A lot of additional sheets like Customer Master, Vendor Master, Pincode Master, Shipping Address Master, etc. are not included in this basic system.

Also, there will be a need to do a lot of cross-linking between sheets, and put in validations at the required places – to ensure basic data integrity. This will require spreadsheet skills beyond the intermediate level.


Limited Scalability

Spreadsheet-based systems are suitable for small businesses but may become unwieldy as inventory and operations grow.

Data Entry Errors

Manual data entry can result in typos, duplication, and other inaccuracies, leading to incorrect inventory levels.

Real-Time Updates

Unlike dedicated WMS software, spreadsheet-based systems often lack real-time inventory updates, leading to discrepancies between the physical stock and the spreadsheet.

Limited Functionality

Spreadsheets lack advanced features like barcode scanning, automated alerts for low stock, and complex order routing.

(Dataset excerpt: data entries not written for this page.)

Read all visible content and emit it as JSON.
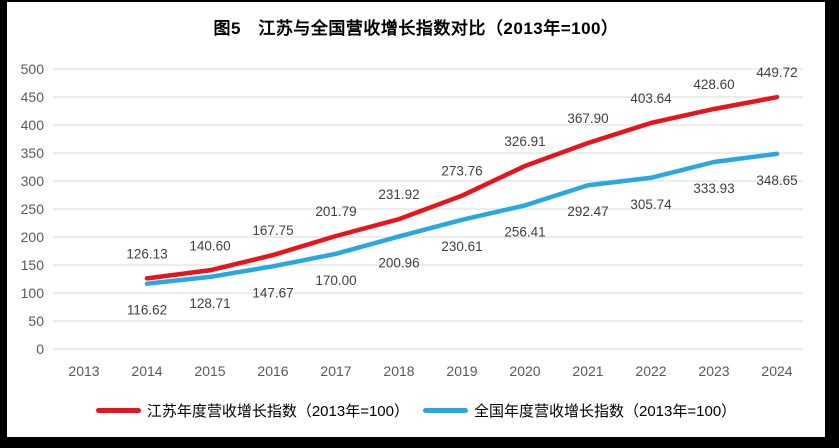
{
  "title": "图5　江苏与全国营收增长指数对比（2013年=100）",
  "colors": {
    "frame": "#000000",
    "background": "#ffffff",
    "gridline": "#d9d9d9",
    "tick_text": "#595959",
    "data_label_text": "#404040",
    "jiangsu_line": "#e8141b",
    "national_line": "#29a8e0"
  },
  "chart_data": {
    "type": "line",
    "title": "图5　江苏与全国营收增长指数对比（2013年=100）",
    "x": [
      2013,
      2014,
      2015,
      2016,
      2017,
      2018,
      2019,
      2020,
      2021,
      2022,
      2023,
      2024
    ],
    "xlabel": "",
    "ylabel": "",
    "ylim": [
      0,
      500
    ],
    "yticks": [
      0,
      50,
      100,
      150,
      200,
      250,
      300,
      350,
      400,
      450,
      500
    ],
    "grid": "horizontal",
    "legend_position": "bottom",
    "value_label_format": "0.00",
    "series": [
      {
        "name": "江苏年度营收增长指数（2013年=100）",
        "color": "#e8141b",
        "start_x": 2014,
        "label_position": "above",
        "values": [
          126.13,
          140.6,
          167.75,
          201.79,
          231.92,
          273.76,
          326.91,
          367.9,
          403.64,
          428.6,
          449.72
        ]
      },
      {
        "name": "全国年度营收增长指数（2013年=100）",
        "color": "#29a8e0",
        "start_x": 2014,
        "label_position": "below",
        "values": [
          116.62,
          128.71,
          147.67,
          170.0,
          200.96,
          230.61,
          256.41,
          292.47,
          305.74,
          333.93,
          348.65
        ]
      }
    ]
  }
}
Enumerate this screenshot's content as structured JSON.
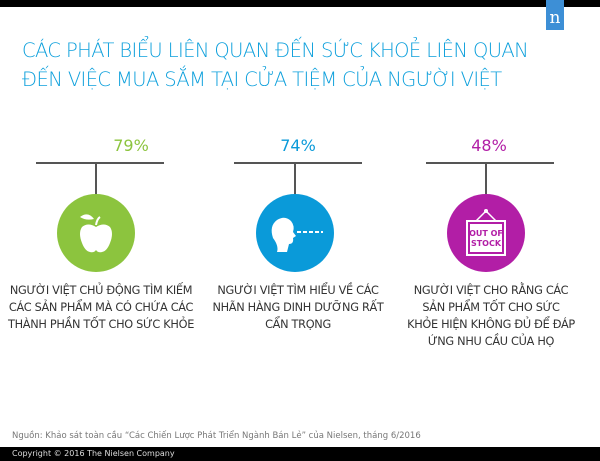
{
  "header": {
    "logo": "n",
    "title": "CÁC PHÁT BIỂU LIÊN QUAN ĐẾN SỨC KHOẺ LIÊN QUAN ĐẾN VIỆC MUA SẮM TẠI CỬA TIỆM CỦA NGƯỜI VIỆT"
  },
  "stats": [
    {
      "value": "79%",
      "color": "#8cc43e",
      "icon": "apple-icon",
      "text": "NGƯỜI VIỆT CHỦ ĐỘNG TÌM KIẾM CÁC SẢN PHẨM MÀ CÓ CHỨA CÁC THÀNH PHẦN TỐT CHO SỨC KHỎE"
    },
    {
      "value": "74%",
      "color": "#0a9ad9",
      "icon": "head-profile-icon",
      "text": "NGƯỜI VIỆT TÌM HIỂU VỀ CÁC NHÃN HÀNG DINH DƯỠNG RẤT CẨN TRỌNG"
    },
    {
      "value": "48%",
      "color": "#b21ea6",
      "icon": "out-of-stock-sign-icon",
      "sign_text": "OUT OF STOCK",
      "text": "NGƯỜI VIỆT CHO RẰNG CÁC SẢN PHẨM TỐT CHO SỨC KHỎE HIỆN KHÔNG ĐỦ ĐỂ ĐÁP ỨNG NHU CẦU CỦA HỌ"
    }
  ],
  "source": "Nguồn: Khảo sát toàn cầu “Các Chiến Lược Phát Triển Ngành Bán Lẻ” của Nielsen, tháng 6/2016",
  "footer": "Copyright © 2016 The Nielsen Company"
}
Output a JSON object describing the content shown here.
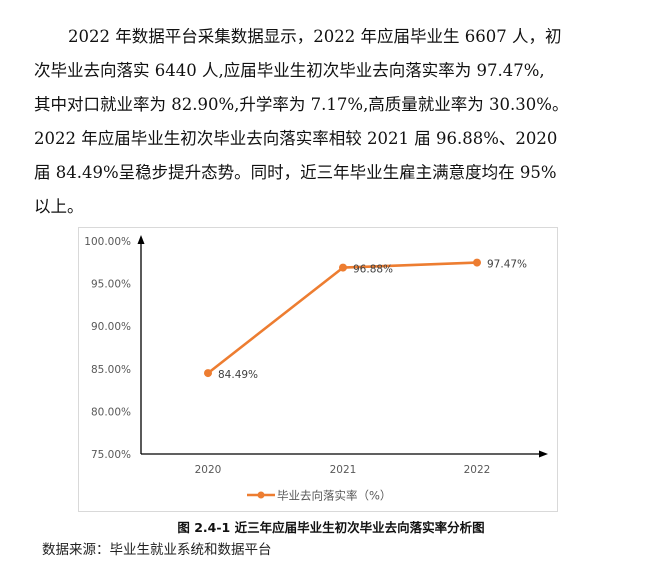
{
  "paragraph": {
    "lines": [
      "2022 年数据平台采集数据显示，2022 年应届毕业生 6607 人，初",
      "次毕业去向落实 6440 人,应届毕业生初次毕业去向落实率为 97.47%,",
      "其中对口就业率为 82.90%,升学率为 7.17%,高质量就业率为 30.30%。",
      "2022 年应届毕业生初次毕业去向落实率相较 2021 届 96.88%、2020",
      "届 84.49%呈稳步提升态势。同时，近三年毕业生雇主满意度均在 95%",
      "以上。"
    ]
  },
  "chart_data": {
    "type": "line",
    "title": "",
    "categories": [
      "2020",
      "2021",
      "2022"
    ],
    "series": [
      {
        "name": "毕业去向落实率（%）",
        "values": [
          84.49,
          96.88,
          97.47
        ],
        "color": "#ED7D31"
      }
    ],
    "data_labels": [
      "84.49%",
      "96.88%",
      "97.47%"
    ],
    "xlabel": "",
    "ylabel": "",
    "ylim": [
      75,
      100
    ],
    "y_ticks": [
      "100.00%",
      "95.00%",
      "90.00%",
      "85.00%",
      "80.00%",
      "75.00%"
    ],
    "grid": false,
    "legend_position": "bottom"
  },
  "legend": {
    "label": "毕业去向落实率（%）"
  },
  "caption": "图 2.4-1  近三年应届毕业生初次毕业去向落实率分析图",
  "source": "数据来源：毕业生就业系统和数据平台"
}
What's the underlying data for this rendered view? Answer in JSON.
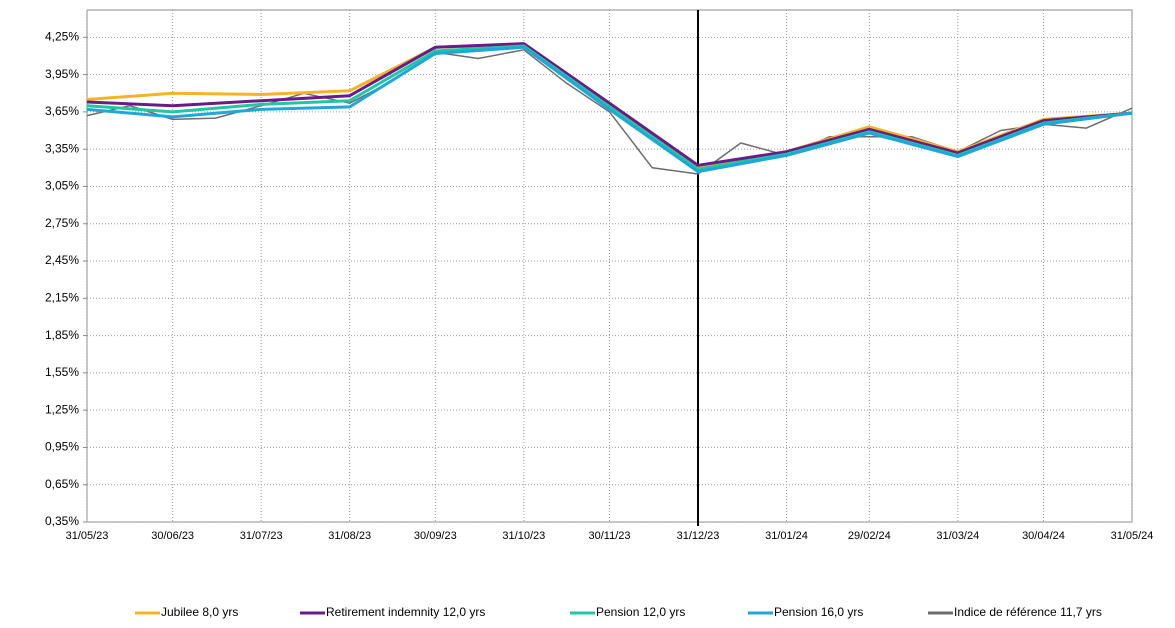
{
  "chart_data": {
    "type": "line",
    "x": [
      "31/05/23",
      "30/06/23",
      "31/07/23",
      "31/08/23",
      "30/09/23",
      "31/10/23",
      "30/11/23",
      "31/12/23",
      "31/01/24",
      "29/02/24",
      "31/03/24",
      "30/04/24",
      "31/05/24"
    ],
    "xlim": [
      "31/05/23",
      "31/05/24"
    ],
    "ylim": [
      0.35,
      4.47
    ],
    "yticks": [
      {
        "value": 0.35,
        "label": "0,35%"
      },
      {
        "value": 0.65,
        "label": "0,65%"
      },
      {
        "value": 0.95,
        "label": "0,95%"
      },
      {
        "value": 1.25,
        "label": "1,25%"
      },
      {
        "value": 1.55,
        "label": "1,55%"
      },
      {
        "value": 1.85,
        "label": "1,85%"
      },
      {
        "value": 2.15,
        "label": "2,15%"
      },
      {
        "value": 2.45,
        "label": "2,45%"
      },
      {
        "value": 2.75,
        "label": "2,75%"
      },
      {
        "value": 3.05,
        "label": "3,05%"
      },
      {
        "value": 3.35,
        "label": "3,35%"
      },
      {
        "value": 3.65,
        "label": "3,65%"
      },
      {
        "value": 3.95,
        "label": "3,95%"
      },
      {
        "value": 4.25,
        "label": "4,25%"
      }
    ],
    "grid": true,
    "vline": "31/12/23",
    "series": [
      {
        "name": "Jubilee 8,0 yrs",
        "color": "#f5b325",
        "values": [
          3.75,
          3.8,
          3.79,
          3.82,
          4.17,
          4.19,
          3.71,
          3.21,
          3.33,
          3.53,
          3.33,
          3.59,
          3.64
        ]
      },
      {
        "name": "Retirement indemnity 12,0 yrs",
        "color": "#6a1b8a",
        "values": [
          3.73,
          3.7,
          3.74,
          3.78,
          4.17,
          4.2,
          3.72,
          3.22,
          3.33,
          3.51,
          3.32,
          3.58,
          3.64
        ]
      },
      {
        "name": "Pension 12,0 yrs",
        "color": "#1fc8a0",
        "values": [
          3.7,
          3.65,
          3.71,
          3.74,
          4.14,
          4.18,
          3.69,
          3.19,
          3.31,
          3.49,
          3.3,
          3.56,
          3.64
        ]
      },
      {
        "name": "Pension 16,0 yrs",
        "color": "#1ea7d8",
        "values": [
          3.67,
          3.61,
          3.67,
          3.69,
          4.12,
          4.17,
          3.67,
          3.17,
          3.3,
          3.48,
          3.29,
          3.55,
          3.64
        ]
      },
      {
        "name": "Indice de référence 11,7 yrs",
        "color": "#6d6d6d",
        "x": [
          "31/05/23",
          "15/06/23",
          "30/06/23",
          "15/07/23",
          "31/07/23",
          "15/08/23",
          "31/08/23",
          "15/09/23",
          "30/09/23",
          "15/10/23",
          "31/10/23",
          "15/11/23",
          "30/11/23",
          "15/12/23",
          "31/12/23",
          "15/01/24",
          "31/01/24",
          "15/02/24",
          "29/02/24",
          "15/03/24",
          "31/03/24",
          "15/04/24",
          "30/04/24",
          "15/05/24",
          "31/05/24"
        ],
        "values": [
          3.62,
          3.7,
          3.59,
          3.6,
          3.7,
          3.8,
          3.72,
          3.9,
          4.13,
          4.08,
          4.15,
          3.88,
          3.65,
          3.2,
          3.15,
          3.4,
          3.3,
          3.45,
          3.45,
          3.45,
          3.33,
          3.5,
          3.55,
          3.52,
          3.68
        ]
      }
    ]
  }
}
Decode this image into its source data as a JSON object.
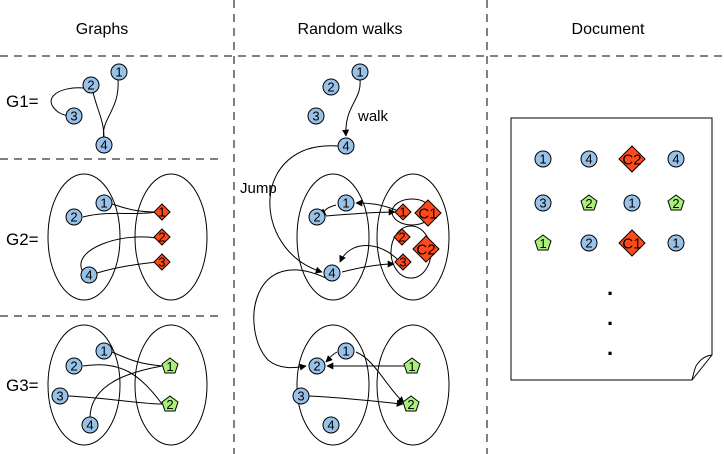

Security and Access Control

Securing sensitive data in spreadsheets can be challenging, and controlling access for different users may be limited.

Lack of Reporting

Generating complex reports and analytics can be cumbersome in spreadsheets.

Audit Trail

Tracking changes and user actions in spreadsheets for auditing purposes is challenging.


Integrating spreadsheet-based systems with other business software (e.g., accounting software) can be complex.

Backup and Data Loss

Spreadsheets can be vulnerable to data loss if not regularly backed up.


As your business grows, the limitations of a spreadsheet-based system become more evident, and transitioning to a dedicated WMS may become necessary.


While spreadsheet-driven WMS can work for small-scale operations, it’s crucial to acknowledge their limitations and plan for future growth and complexity.

For more robust inventory management, consider investing in dedicated warehouse management software designed to handle the challenges and requirements of larger warehouses.